Populist Songs

VDH has a discussion of Oliver Anthony, the artist Douglas introduced us to just before he became a sensation.

After Anthony rails against high taxes, a worthless dollar, and ossified wages, he suddenly and strangely pivots both to Jeffrey Epstein—as the incarnation of the corrupt rich—and the subsidized morbidly obese as proof of the baleful effects of the entitlement industry on the poor. Variatio in themes and expression, as the ancients remind us, is the key to good prose and poetry, and Anthony’s song is anything but predictable in its targeting of both the masters of the universe and the welfare class.

That set of lines drew most of the wrath, but it makes a lot of sense. If the anger at the system is appropriate, as it certainly is, you should be able to show both that those who run the system are bad, and that those who are affected most by the system are harmed by it. The accusation is not that the poor on welfare are bad people, but that they are being actively harmed by the system that allegedly benefits them.

One libertarian critic, David Henderson, writing for the website Econlib, complained that Anthony doesn’t understand that “some rich people want to reduce the amount of power the government has over us.” Finally, another commentator on the right, Stephen Daisley, writing for The Spectator, penned an article that was subheaded “Roger Scruton would have thought this country hit was worthless.” The Scottish opinion journalist further groaned of the song’s lyrics, “That is dreck. Doggerel. Objectively bad writing. . . . ‘North of Richmond’ is a squall of hoary nostalgia and pedestrian populism.” Daisley apparently assumes that Anthony should have been a polished literary polemicist rather than a talented failure turned wildly successful singer who wrote from the underbelly of America—a vantage point quite different from Daisley’s own perch.
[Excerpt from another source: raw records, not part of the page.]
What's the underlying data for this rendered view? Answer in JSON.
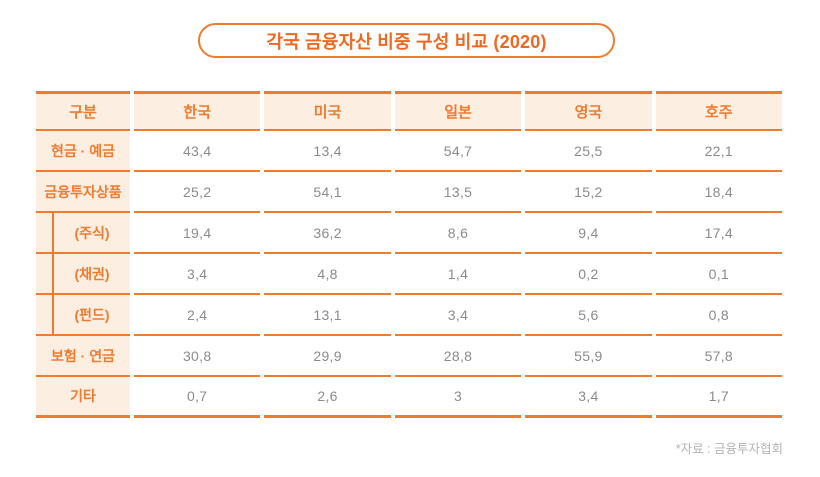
{
  "title": "각국 금융자산 비중 구성 비교 (2020)",
  "source_note": "*자료 : 금융투자협회",
  "colors": {
    "accent": "#ef7b2e",
    "title_text": "#f2671f",
    "header_bg": "#fdeee2",
    "value_text": "#8b8b8b",
    "source_text": "#b4b4b4"
  },
  "table": {
    "columns": [
      "구분",
      "한국",
      "미국",
      "일본",
      "영국",
      "호주"
    ],
    "rows": [
      {
        "label": "현금 · 예금",
        "indent": false,
        "values": [
          "43,4",
          "13,4",
          "54,7",
          "25,5",
          "22,1"
        ]
      },
      {
        "label": "금융투자상품",
        "indent": false,
        "values": [
          "25,2",
          "54,1",
          "13,5",
          "15,2",
          "18,4"
        ]
      },
      {
        "label": "(주식)",
        "indent": true,
        "values": [
          "19,4",
          "36,2",
          "8,6",
          "9,4",
          "17,4"
        ]
      },
      {
        "label": "(채권)",
        "indent": true,
        "values": [
          "3,4",
          "4,8",
          "1,4",
          "0,2",
          "0,1"
        ]
      },
      {
        "label": "(펀드)",
        "indent": true,
        "values": [
          "2,4",
          "13,1",
          "3,4",
          "5,6",
          "0,8"
        ]
      },
      {
        "label": "보험 · 연금",
        "indent": false,
        "values": [
          "30,8",
          "29,9",
          "28,8",
          "55,9",
          "57,8"
        ]
      },
      {
        "label": "기타",
        "indent": false,
        "values": [
          "0,7",
          "2,6",
          "3",
          "3,4",
          "1,7"
        ]
      }
    ]
  },
  "chart_data": {
    "type": "table",
    "title": "각국 금융자산 비중 구성 비교 (2020)",
    "categories": [
      "한국",
      "미국",
      "일본",
      "영국",
      "호주"
    ],
    "series": [
      {
        "name": "현금·예금",
        "values": [
          43.4,
          13.4,
          54.7,
          25.5,
          22.1
        ]
      },
      {
        "name": "금융투자상품",
        "values": [
          25.2,
          54.1,
          13.5,
          15.2,
          18.4
        ]
      },
      {
        "name": "(주식)",
        "values": [
          19.4,
          36.2,
          8.6,
          9.4,
          17.4
        ]
      },
      {
        "name": "(채권)",
        "values": [
          3.4,
          4.8,
          1.4,
          0.2,
          0.1
        ]
      },
      {
        "name": "(펀드)",
        "values": [
          2.4,
          13.1,
          3.4,
          5.6,
          0.8
        ]
      },
      {
        "name": "보험·연금",
        "values": [
          30.8,
          29.9,
          28.8,
          55.9,
          57.8
        ]
      },
      {
        "name": "기타",
        "values": [
          0.7,
          2.6,
          3,
          3.4,
          1.7
        ]
      }
    ],
    "source": "*자료 : 금융투자협회",
    "units": "%",
    "legend_position": "none",
    "grid": "per-cell orange rules"
  }
}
Well, it wasn't for them. It was for everybody else. 

For this particular elite, rural America’s assumed bias, racism, and sexism offer a tempting target for virtue-signaling, airy lectures, and self-righteous stereotyping. Through a near-medieval sort of exemption, elite progressives relieve the burdens of their own racial guilt by transferring the charge of supposedly unearned white “privilege” to those who rarely had any innate advantage at all.
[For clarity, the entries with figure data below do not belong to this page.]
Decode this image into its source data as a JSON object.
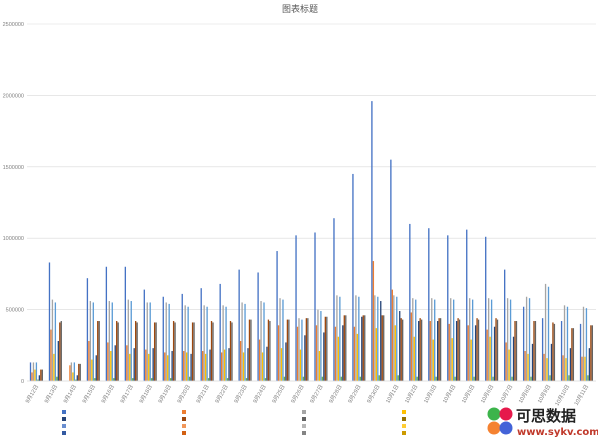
{
  "chart_data": {
    "type": "bar",
    "title": "图表标题",
    "xlabel": "",
    "ylabel": "",
    "ylim": [
      0,
      2500000
    ],
    "yticks": [
      0,
      500000,
      1000000,
      1500000,
      2000000,
      2500000
    ],
    "grid": true,
    "legend_position": "bottom",
    "categories": [
      "9月12日",
      "9月13日",
      "9月14日",
      "9月15日",
      "9月16日",
      "9月17日",
      "9月18日",
      "9月19日",
      "9月20日",
      "9月21日",
      "9月22日",
      "9月23日",
      "9月24日",
      "9月25日",
      "9月26日",
      "9月27日",
      "9月28日",
      "9月29日",
      "9月30日",
      "10月1日",
      "10月2日",
      "10月3日",
      "10月4日",
      "10月5日",
      "10月6日",
      "10月7日",
      "10月8日",
      "10月9日",
      "10月10日",
      "10月11日"
    ],
    "series": [
      {
        "color": "#4472c4",
        "values": [
          130000,
          830000,
          0,
          720000,
          800000,
          800000,
          640000,
          590000,
          610000,
          650000,
          680000,
          780000,
          760000,
          910000,
          1020000,
          1040000,
          1140000,
          1450000,
          1960000,
          1550000,
          1100000,
          1070000,
          1020000,
          1060000,
          1010000,
          780000,
          520000,
          440000,
          420000,
          400000
        ]
      },
      {
        "color": "#ed7d31",
        "values": [
          60000,
          360000,
          110000,
          280000,
          270000,
          250000,
          220000,
          200000,
          210000,
          210000,
          200000,
          280000,
          290000,
          390000,
          380000,
          390000,
          380000,
          380000,
          840000,
          640000,
          480000,
          420000,
          400000,
          390000,
          360000,
          270000,
          210000,
          190000,
          180000,
          170000
        ]
      },
      {
        "color": "#a5a5a5",
        "values": [
          130000,
          570000,
          130000,
          560000,
          560000,
          570000,
          550000,
          550000,
          530000,
          530000,
          530000,
          550000,
          560000,
          580000,
          440000,
          500000,
          600000,
          600000,
          600000,
          600000,
          580000,
          580000,
          580000,
          580000,
          580000,
          580000,
          590000,
          680000,
          530000,
          520000
        ]
      },
      {
        "color": "#ffc000",
        "values": [
          80000,
          190000,
          60000,
          150000,
          210000,
          190000,
          190000,
          180000,
          200000,
          190000,
          220000,
          200000,
          200000,
          230000,
          220000,
          210000,
          310000,
          330000,
          370000,
          390000,
          310000,
          290000,
          300000,
          290000,
          310000,
          220000,
          190000,
          160000,
          160000,
          170000
        ]
      },
      {
        "color": "#5b9bd5",
        "values": [
          130000,
          550000,
          130000,
          550000,
          550000,
          560000,
          550000,
          540000,
          520000,
          520000,
          520000,
          540000,
          550000,
          570000,
          430000,
          490000,
          590000,
          590000,
          590000,
          590000,
          570000,
          570000,
          570000,
          570000,
          570000,
          570000,
          580000,
          660000,
          520000,
          510000
        ]
      },
      {
        "color": "#70ad47",
        "values": [
          10000,
          30000,
          10000,
          20000,
          20000,
          20000,
          20000,
          20000,
          30000,
          20000,
          20000,
          20000,
          20000,
          30000,
          30000,
          30000,
          30000,
          30000,
          40000,
          40000,
          30000,
          30000,
          30000,
          30000,
          30000,
          30000,
          30000,
          40000,
          40000,
          40000
        ]
      },
      {
        "color": "#264478",
        "values": [
          40000,
          280000,
          40000,
          180000,
          250000,
          230000,
          230000,
          210000,
          190000,
          220000,
          230000,
          230000,
          240000,
          270000,
          320000,
          340000,
          390000,
          450000,
          560000,
          490000,
          420000,
          420000,
          420000,
          390000,
          380000,
          310000,
          260000,
          260000,
          230000,
          230000
        ]
      },
      {
        "color": "#9e480e",
        "values": [
          80000,
          410000,
          120000,
          420000,
          420000,
          420000,
          410000,
          420000,
          410000,
          420000,
          420000,
          430000,
          430000,
          430000,
          440000,
          450000,
          460000,
          460000,
          460000,
          440000,
          440000,
          440000,
          440000,
          440000,
          440000,
          420000,
          420000,
          410000,
          370000,
          390000
        ]
      },
      {
        "color": "#636363",
        "values": [
          80000,
          420000,
          120000,
          420000,
          410000,
          410000,
          410000,
          410000,
          410000,
          410000,
          410000,
          430000,
          420000,
          430000,
          440000,
          450000,
          460000,
          460000,
          460000,
          430000,
          430000,
          440000,
          430000,
          430000,
          430000,
          420000,
          420000,
          400000,
          370000,
          390000
        ]
      }
    ],
    "legend": [
      {
        "color": "#4472c4"
      },
      {
        "color": "#ed7d31"
      },
      {
        "color": "#a5a5a5"
      },
      {
        "color": "#ffc000"
      },
      {
        "color": "#5b9bd5"
      },
      {
        "color": "#70ad47"
      },
      {
        "color": "#264478"
      },
      {
        "color": "#9e480e"
      },
      {
        "color": "#636363"
      },
      {
        "color": "#997300"
      },
      {
        "color": "#255e91"
      },
      {
        "color": "#43682b"
      },
      {
        "color": "#698ed0"
      },
      {
        "color": "#f1975a"
      },
      {
        "color": "#b7b7b7"
      },
      {
        "color": "#ffcd33"
      },
      {
        "color": "#7cafdd"
      },
      {
        "color": "#8cc168"
      },
      {
        "color": "#335aa1"
      },
      {
        "color": "#d26012"
      },
      {
        "color": "#848484"
      },
      {
        "color": "#cc9a00"
      },
      {
        "color": "#327dc2"
      },
      {
        "color": "#5a8a39"
      }
    ]
  },
  "watermark": {
    "title": "可思数据",
    "url": "www.sykv.com"
  }
}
This is the best insight of the piece. The fact is that working man's wages aren't less affected by these disastrous policies if they're white or if they're black. What he's angry about isn't the things that his critics would like him to be angry about. He's angry that the government is actively harming its citizens rather than actually helping them. It's a betrayal of the mutual loyalty that government is supposed to entail. 

Arguing in favor of that mutual loyalty is, for this elite, itself an affront. The idea that the American government should principally help Americans to prosper and live safe, meaningful lives is described in negative terms like "populist," "white supremacist" (though many Americans are not white, and would benefit right alongside those who are) and even "fascist." 

The concept is actually a necessary condition for any legitimate governance. Even in a feudal society, the king depends upon the knights who, in return for their establishment, keep the king in power. The knights depend upon the king, but also upon the people who farm the land. The knights provide protection in both directions, when the system is legitimate: they protect the king and his order, but also the people from bandits and predation. When that works ideally, the system has a kind of legitimacy.

Lately the idea has become fashionable among the elite that universality rather than loyalty is the mark of legitimacy. We should all live under the same rules, not favoring Americans more than Iranians or the People's Republic of China. That shows we aren't prejudiced, they say; and the fact that the Chinese or Iranian governments don't feel the same way (Iran still holds an annual "Death to America" day) just proves that we are the more evolved and better.

If that sounds like madness, it is. It's all bad philosophy. They read Kant, but they didn't grasp that Kant's attention to the universal didn't mean that he wouldn't believe that you owed more to your father than to any random stranger on the street. 

For those who still believe in bonds of honor, there's this song.

2 comments:

douglas said...

You have to love that VDH used a painting of a soldier playing the theorbo at the head of the piece. Perfect.

douglas said...

Or the editors at New Criterion. Whoever it was, inspired choice.